You might want to add a second level consisting of evidence, and the people involved. But…

Apprentice: We are already running out of room and starting to mix dimensions.

Rock: What would be a better way to do this?

Little Rock: We should be able to focus on a particular dimension of the data just as and when we need it. The dimensions are already in the data, so we should be able to use them. Alternatively, we can use an AI to deduce what dimension of a document to use given a user’s query.

Rock: And when they aren’t already present, what if they could be dynamically added to your data to further enhance it… something to think about!

So why impose an artificial taxonomy which only limits and hinders our ability to navigate that data? Instead, we should empower any of these dimensions, whether they are categorical or numerical ranges.

Little Rock: What’s the difference?

Rock: Categorical metadata items are sets or groups of values. For example, a type of document like a PDF file or a Microsoft Word document.

Numerical ranges apply to monetary amounts, sizes and dates. So, imagine you are looking for documents only created or modified in the last six months.

Little Rock: A taxonomy can’t help you there, unless it can be changed to include date ranges?

Rock: Nope. Perhaps the most problematic thing is that taxonomies are absolute and rigid. Once it is set in place, a taxonomy can’t easily be changed. Creating taxonomies and classifying data accordingly takes a lot of effort, so undoing this work will be just as hard.

Little Rock: Frustrating. So if an organisation has taxonomies in place, they are pretty stuck, they can’t ever search for the different dimensions in their data?

Rock: That’s not necessarily the case. We can work with data whether or not it has taxonomies applied to it and we can unlock dimensions that aren’t identified within a taxonomy, to enhance its searchability.

So, Little Rock…what did we conclude?

Little Rock: Taxonomies are useless!! Only joking!

There is hope where taxonomies are concerned. If you were setting up a new information system tomorrow, would I recommend you use taxonomies to organise your data? No. If you want to use your data more dynamically even though it is already contained within a system of taxonomies, are you stuck? No!

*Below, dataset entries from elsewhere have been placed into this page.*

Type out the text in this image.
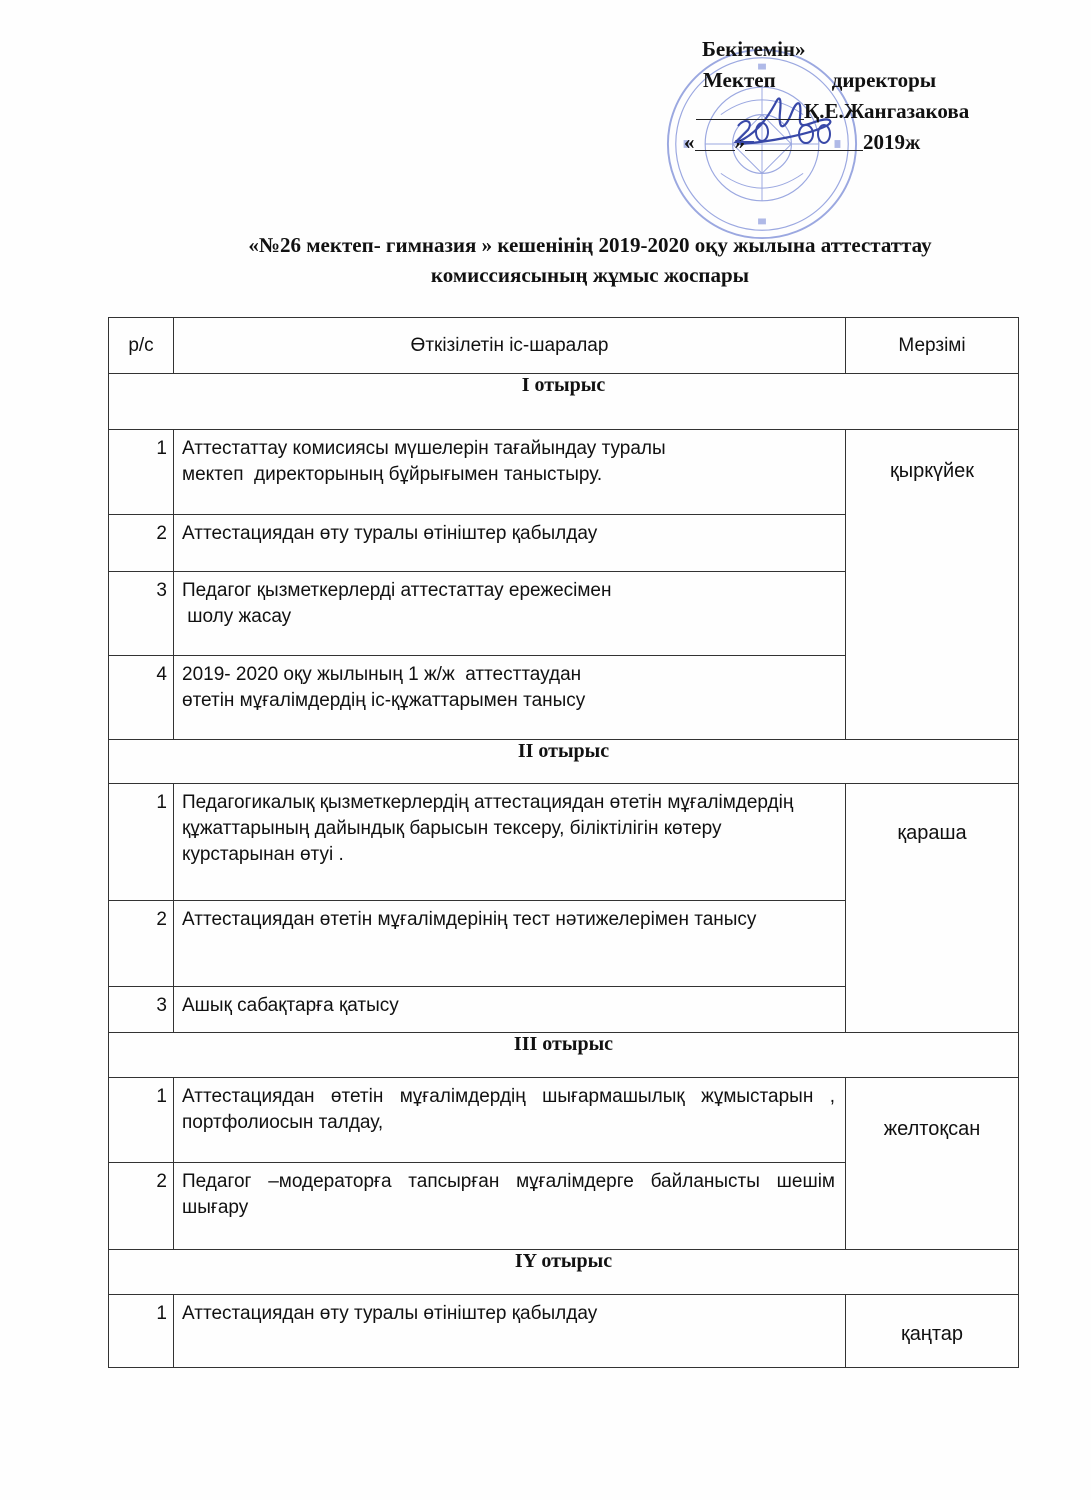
Бекітемін»
Мектеп	директоры
Қ.Е.Жангазакова
« »	2019ж
«№26 мектеп- гимназия » кешенінің 2019-2020 оқу жылына аттестаттау
комиссиясының жұмыс жоспары
р/с	Өткізілетін іс-шаралар	Мерзімі
I отырыс		
1	Аттестаттау комисиясы мүшелерін тағайындау туралы
мектеп  директорының бұйрығымен таныстыру.	қыркүйек

2	Аттестациядан өту туралы өтініштер қабылдау	
3	Педагог қызметкерлерді аттестаттау ережесімен
шолу жасау	
4	2019- 2020 оқу жылының 1 ж/ж  аттесттаудан
өтетін мұғалімдердің іс-құжаттарымен танысу	
II отырыс		
1	Педагогикалық қызметкерлердің аттестациядан өтетін мұғалімдердің құжаттарының дайындық барысын тексеру, біліктілігін көтеру курстарынан өтуі .	қараша

2	Аттестациядан өтетін мұғалімдерінің тест нәтижелерімен танысу	
3	Ашық сабақтарға қатысу	
III отырыс		
1	Аттестациядан өтетін мұғалімдердің шығармашылық жұмыстарын , портфолиосын талдау,	желтоқсан

2	Педагог –модераторға тапсырған мұғалімдерге байланысты шешім шығару	
IY отырыс		
1	Аттестациядан өту туралы өтініштер қабылдау	қаңтар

Rock: Good answer…I would recommend that you start by asking the question: in a perfect world, how would you use your data? From here, you can begin to establish the dimensions of your data; what is already searchable through your taxonomies, what dimensions exist but are not built into the taxonomies (and therefore are not searchable), and the dimensions that are not yet present but if they were, could be very helpful indeed. Work on the basis that anything is possible and, in our data driven world of fast-paced innovation, it probably is!

About the Author:

Rock de Vocht is Chief Scientific Officer at SimSage and has been working for a long time...

He has over 40 years' experience in IT as a Software Developer, Software Architect, mentor and development team lead in a wide range of industry sectors. Rock holds Bachelor of Science (with honours in Computer Science), and Master of Science (in Computer Science) degrees from the University of Auckland, New Zealand.